Pierre-Karl Péladeau a approché la première ministre pour «servir», et elle lui a offert la présidence du conseil d'administration d'Hydro-Québec.  Aucun autre candidat n'a été rencontré. «Il n'y a pas d'autre personne qui a été approchée, a avoué Pauline Marois. C'est M. Péladeau qui m'a approché pour me dire qu'il était intéressé à servir. Et c'est moi qui ai décidé, avec la ministre des Ressources naturelles, de lui offrir cette fonction.»

Fait inusité, la décision a été annoncée ce matin. Elle a été prise au terme d'une réunion spéciale du conseil des ministres, qui s'est déroulée tôt aujourd'hui. Le conseil se réunit habituellement le mercredi après-midi.

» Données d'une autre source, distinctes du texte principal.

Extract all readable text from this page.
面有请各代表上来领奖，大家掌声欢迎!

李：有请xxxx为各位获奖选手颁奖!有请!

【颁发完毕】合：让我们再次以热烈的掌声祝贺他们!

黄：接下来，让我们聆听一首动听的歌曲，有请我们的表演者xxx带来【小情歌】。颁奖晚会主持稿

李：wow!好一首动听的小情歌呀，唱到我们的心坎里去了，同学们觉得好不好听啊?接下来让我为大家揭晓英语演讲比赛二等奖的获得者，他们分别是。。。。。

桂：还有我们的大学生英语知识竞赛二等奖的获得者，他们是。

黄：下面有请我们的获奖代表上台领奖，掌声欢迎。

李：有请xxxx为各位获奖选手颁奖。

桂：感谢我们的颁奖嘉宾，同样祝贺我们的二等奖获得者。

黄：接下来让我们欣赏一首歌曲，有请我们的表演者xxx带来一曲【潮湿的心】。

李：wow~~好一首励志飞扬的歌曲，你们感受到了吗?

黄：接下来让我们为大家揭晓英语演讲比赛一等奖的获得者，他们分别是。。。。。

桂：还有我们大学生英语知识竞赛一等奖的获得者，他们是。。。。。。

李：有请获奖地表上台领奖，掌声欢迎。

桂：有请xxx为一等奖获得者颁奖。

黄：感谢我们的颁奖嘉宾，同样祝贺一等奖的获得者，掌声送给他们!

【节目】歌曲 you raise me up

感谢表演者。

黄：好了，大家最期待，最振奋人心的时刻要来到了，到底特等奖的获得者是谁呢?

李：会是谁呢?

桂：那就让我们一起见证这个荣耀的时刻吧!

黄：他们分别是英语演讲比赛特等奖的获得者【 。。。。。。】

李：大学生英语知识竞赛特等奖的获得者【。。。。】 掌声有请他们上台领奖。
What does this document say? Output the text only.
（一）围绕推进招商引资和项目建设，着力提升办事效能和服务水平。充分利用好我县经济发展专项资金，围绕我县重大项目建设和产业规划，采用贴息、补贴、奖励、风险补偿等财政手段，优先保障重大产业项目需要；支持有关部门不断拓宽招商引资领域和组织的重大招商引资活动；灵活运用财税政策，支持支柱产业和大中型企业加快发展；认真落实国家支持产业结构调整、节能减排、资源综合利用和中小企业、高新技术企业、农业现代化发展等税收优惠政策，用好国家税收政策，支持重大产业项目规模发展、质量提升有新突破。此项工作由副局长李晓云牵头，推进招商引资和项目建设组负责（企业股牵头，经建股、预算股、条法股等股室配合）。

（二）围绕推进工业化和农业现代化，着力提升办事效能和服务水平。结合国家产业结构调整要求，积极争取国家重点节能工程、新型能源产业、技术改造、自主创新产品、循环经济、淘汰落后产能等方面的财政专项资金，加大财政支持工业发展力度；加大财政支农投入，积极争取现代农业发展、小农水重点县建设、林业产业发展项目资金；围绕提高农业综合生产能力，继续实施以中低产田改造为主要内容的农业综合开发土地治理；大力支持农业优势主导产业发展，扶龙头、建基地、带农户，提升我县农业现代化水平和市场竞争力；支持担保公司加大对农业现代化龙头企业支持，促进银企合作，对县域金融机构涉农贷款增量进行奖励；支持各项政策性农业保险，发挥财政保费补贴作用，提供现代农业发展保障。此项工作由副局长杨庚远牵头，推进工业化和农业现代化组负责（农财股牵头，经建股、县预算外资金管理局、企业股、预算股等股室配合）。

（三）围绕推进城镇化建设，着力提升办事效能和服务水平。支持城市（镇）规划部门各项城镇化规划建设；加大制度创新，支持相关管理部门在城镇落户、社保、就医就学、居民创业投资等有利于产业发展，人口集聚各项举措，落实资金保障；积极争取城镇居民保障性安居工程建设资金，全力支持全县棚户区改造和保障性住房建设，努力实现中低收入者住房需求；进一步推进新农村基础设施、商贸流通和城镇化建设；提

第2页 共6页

Le président actuel doit donc quitter avant la fin de son mandat. Il recevra sa prime de départ de 125 000$. Pourquoi déloger le président actuel? «Parce que nous sommes en train de réviser la politique et la stratégie en matière d'efficacité énergétique et la stratégie d'Hydro-Québec aussi. Cette stratégie arrive à échéance cette année. Nous pensons que le nouveau président du conseil doit pouvoir contribuer à la définition de cette nouvelle stratégie», a répondu la première ministre.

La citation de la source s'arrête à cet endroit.